You are viewing a plain text version of this content. The canonical link for it is here.

Posted to proton@qpid.apache.org by Adrian Preston <PR...@uk.ibm.com> on 2015/04/23 18:17:00 UTC

Error handling in the proton-c reactor (and how it might relate to a Java port)

Hello all,

While porting the proton-c reactor to Java, I've found a few error paths that I wasn't sure how best to handle.

I have some ideas (see below), but if this stuff is already written down somewhere - feel free to suitably admonish me (and then point me towards it...)

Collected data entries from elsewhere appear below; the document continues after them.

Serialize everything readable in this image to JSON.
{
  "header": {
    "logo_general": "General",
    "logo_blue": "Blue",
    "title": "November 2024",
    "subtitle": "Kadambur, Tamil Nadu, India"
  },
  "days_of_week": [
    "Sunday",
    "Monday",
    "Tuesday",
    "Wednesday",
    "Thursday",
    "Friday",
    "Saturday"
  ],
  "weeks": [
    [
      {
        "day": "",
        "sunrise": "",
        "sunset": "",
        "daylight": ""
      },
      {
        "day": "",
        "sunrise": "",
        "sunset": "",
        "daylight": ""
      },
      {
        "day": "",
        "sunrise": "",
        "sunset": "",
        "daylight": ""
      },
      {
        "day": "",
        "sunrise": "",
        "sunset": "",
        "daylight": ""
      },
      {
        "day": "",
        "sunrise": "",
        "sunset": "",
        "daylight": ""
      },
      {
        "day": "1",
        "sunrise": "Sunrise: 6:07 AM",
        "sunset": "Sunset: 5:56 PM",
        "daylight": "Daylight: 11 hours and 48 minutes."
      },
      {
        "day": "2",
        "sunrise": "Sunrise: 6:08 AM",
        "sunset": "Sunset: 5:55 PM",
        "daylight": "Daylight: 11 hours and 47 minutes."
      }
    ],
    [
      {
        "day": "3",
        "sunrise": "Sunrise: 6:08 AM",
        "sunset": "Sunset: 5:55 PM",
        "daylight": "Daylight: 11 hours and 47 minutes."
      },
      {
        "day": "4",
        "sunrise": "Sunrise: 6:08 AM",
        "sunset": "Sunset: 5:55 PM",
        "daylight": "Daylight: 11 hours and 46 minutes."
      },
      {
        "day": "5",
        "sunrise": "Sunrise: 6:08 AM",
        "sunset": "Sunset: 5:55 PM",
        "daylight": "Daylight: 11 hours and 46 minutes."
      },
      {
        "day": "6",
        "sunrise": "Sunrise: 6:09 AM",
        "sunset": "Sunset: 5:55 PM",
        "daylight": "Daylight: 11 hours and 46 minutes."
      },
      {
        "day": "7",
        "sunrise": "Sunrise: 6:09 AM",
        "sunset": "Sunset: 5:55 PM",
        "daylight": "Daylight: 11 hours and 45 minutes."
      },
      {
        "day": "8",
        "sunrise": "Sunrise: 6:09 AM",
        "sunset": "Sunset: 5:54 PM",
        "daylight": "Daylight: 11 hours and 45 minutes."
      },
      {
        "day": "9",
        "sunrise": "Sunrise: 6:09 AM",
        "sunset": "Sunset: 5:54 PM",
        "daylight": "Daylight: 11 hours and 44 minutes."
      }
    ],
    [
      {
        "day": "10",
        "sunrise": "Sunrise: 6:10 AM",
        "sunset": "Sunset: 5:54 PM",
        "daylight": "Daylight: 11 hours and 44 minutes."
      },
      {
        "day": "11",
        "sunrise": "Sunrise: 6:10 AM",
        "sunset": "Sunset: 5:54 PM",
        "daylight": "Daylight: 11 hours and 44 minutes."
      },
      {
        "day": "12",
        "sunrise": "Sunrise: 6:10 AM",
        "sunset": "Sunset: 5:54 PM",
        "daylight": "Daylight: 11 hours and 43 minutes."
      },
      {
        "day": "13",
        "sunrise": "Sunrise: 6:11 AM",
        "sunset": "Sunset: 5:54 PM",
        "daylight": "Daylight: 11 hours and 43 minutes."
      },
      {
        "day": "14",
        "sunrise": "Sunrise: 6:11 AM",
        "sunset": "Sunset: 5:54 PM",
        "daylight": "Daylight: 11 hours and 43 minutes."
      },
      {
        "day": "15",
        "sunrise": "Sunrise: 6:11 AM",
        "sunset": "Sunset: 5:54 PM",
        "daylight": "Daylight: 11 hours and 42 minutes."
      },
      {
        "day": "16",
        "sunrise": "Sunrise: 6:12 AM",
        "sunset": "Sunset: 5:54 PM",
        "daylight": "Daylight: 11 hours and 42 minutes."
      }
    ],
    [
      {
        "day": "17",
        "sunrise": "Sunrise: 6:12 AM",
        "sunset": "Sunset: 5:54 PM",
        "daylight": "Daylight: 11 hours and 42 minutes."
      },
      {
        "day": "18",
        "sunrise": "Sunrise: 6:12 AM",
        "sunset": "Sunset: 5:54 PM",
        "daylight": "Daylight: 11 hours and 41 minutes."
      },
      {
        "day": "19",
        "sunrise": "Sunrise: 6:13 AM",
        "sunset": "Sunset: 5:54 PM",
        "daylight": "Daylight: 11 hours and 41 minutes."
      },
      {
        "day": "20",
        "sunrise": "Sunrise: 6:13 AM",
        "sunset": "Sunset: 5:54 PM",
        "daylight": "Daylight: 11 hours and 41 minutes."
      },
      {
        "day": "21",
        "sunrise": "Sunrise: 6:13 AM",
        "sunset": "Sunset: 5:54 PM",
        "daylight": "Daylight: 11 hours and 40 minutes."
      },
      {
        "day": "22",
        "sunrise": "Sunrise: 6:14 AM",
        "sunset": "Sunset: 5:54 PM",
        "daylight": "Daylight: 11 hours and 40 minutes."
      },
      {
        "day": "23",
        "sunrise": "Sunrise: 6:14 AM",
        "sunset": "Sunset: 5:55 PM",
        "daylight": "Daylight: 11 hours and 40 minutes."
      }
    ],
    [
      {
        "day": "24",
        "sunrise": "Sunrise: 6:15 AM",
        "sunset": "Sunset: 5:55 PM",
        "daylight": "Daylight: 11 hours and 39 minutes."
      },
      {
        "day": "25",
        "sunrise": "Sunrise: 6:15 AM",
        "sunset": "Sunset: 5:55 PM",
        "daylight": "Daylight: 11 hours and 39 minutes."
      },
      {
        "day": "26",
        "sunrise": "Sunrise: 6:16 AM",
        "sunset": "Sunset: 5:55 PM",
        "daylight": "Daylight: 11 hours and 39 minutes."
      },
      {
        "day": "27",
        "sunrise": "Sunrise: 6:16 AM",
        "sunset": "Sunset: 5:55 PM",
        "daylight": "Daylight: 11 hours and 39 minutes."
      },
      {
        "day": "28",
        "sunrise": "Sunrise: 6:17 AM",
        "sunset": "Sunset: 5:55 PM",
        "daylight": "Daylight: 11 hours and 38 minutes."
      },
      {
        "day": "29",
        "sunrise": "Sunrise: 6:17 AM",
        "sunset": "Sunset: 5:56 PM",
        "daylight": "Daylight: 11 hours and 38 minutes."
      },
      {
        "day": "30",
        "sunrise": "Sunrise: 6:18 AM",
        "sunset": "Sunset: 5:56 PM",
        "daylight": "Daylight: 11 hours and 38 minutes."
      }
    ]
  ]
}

1) When an error occurs while the reactor is servicing a connection: the connection is closed with a transport error. This is already implemented by various functions in reactor/connection.c (e.g. pni_handle_bound, to pick one at random), so I expect Java following suit shouldn't be too contentious.

2) When an error occurs while the reactor is accepting a connection: a PN_SELECTABLE_ERROR event is delivered to the acceptor's collector. This might necessitate a new pn_acceptor_attachments function to associate a handler with an acceptor (casting to selectable strikes me as something that might break in the future...). Aside: should it be possible to associate a pn_error (Java Throwable?) with an event, so that it is possible to report the underlying cause for a PN_SELECTABLE_ERROR?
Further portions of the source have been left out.